No es la primera vez que el Gobierno incurre en una supuesta injerencia poco estética en la Justicia, pero a fin de cuentas legal (el PP sabe mucho de eso). Ni tampoco es la primera vez que los jueces reaccionan defendiendo su imparcialidad supuestamente amenazada. En abril de 2018, por ejemplo, la judicatura expresó otra airada protesta después de que el entonces ministro de Justicia, Rafael Catalá, dijera en una entrevista que el magistrado de la Audiencia Provincial de Navarra que dictó el voto particular en el caso de La Manada, Ricardo Martínez, tenía algún “problema singular” y que “todos lo sabían”.

Anteriormente, en marzo de 2010, el CGPJ hizo pública otra declaración institucional en defensa de la independencia judicial, después de que personalidades políticas como el expresidente José Luis Rodríguez Zapatero, los exministros Alfredo Pérez Rubalcaba, José Blanco y Francisco Caamaño, o el expresidente del Congreso José Bono salieran en defensa del ex magistrado de la Audiencia Nacional Baltasar Garzón, quien finalmente fue inhabilitado por el Tribunal Supremo.
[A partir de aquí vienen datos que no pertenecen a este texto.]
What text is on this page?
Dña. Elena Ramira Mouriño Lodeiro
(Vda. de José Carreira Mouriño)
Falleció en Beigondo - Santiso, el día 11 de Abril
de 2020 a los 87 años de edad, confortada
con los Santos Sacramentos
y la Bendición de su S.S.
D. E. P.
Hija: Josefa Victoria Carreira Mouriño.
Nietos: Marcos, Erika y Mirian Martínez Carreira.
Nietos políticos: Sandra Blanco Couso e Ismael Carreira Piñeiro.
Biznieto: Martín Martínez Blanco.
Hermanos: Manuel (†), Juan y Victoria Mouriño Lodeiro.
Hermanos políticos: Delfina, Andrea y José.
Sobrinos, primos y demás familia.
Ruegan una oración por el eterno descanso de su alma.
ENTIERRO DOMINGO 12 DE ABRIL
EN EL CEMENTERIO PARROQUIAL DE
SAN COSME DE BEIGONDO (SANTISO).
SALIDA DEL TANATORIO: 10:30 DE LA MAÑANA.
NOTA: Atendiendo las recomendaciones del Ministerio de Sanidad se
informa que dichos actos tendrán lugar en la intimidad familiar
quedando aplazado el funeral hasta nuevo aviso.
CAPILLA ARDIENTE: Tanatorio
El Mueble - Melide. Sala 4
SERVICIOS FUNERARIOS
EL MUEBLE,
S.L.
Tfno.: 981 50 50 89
Ayer, la Comisión Permanente del CGPJ volvió a emitir una declaración institucional para pedir, una vez más, “moderación, prudencia y mesura”, esta vez dirigida al vicepresidente segundo del Gobierno, a quien insta a abstenerse de hacer una “utilización política de la Justicia” y de “cuestionar su independencia”. Un comunicado legítimo, sin duda, pero que nada resolverá, ya que las nefastas injerencias entre ambos poderes del Estado seguirán produciéndose simple y llanamente porque están admitidas en nuestro ordenamiento jurídico. La politización de la Justicia y la judicialización de la política no se evitarán con comunicados más o menos duros. Mucho más efectivo sería que sus señorías togadas se plantaran de una vez por todas con una huelga indefinida en toda regla para exigir que el Gobierno, sea este u otro, solucione de una vez el cachondeo intolerable en el que ha caído nuestra siempre abandonada y maltrecha Administración de Justicia.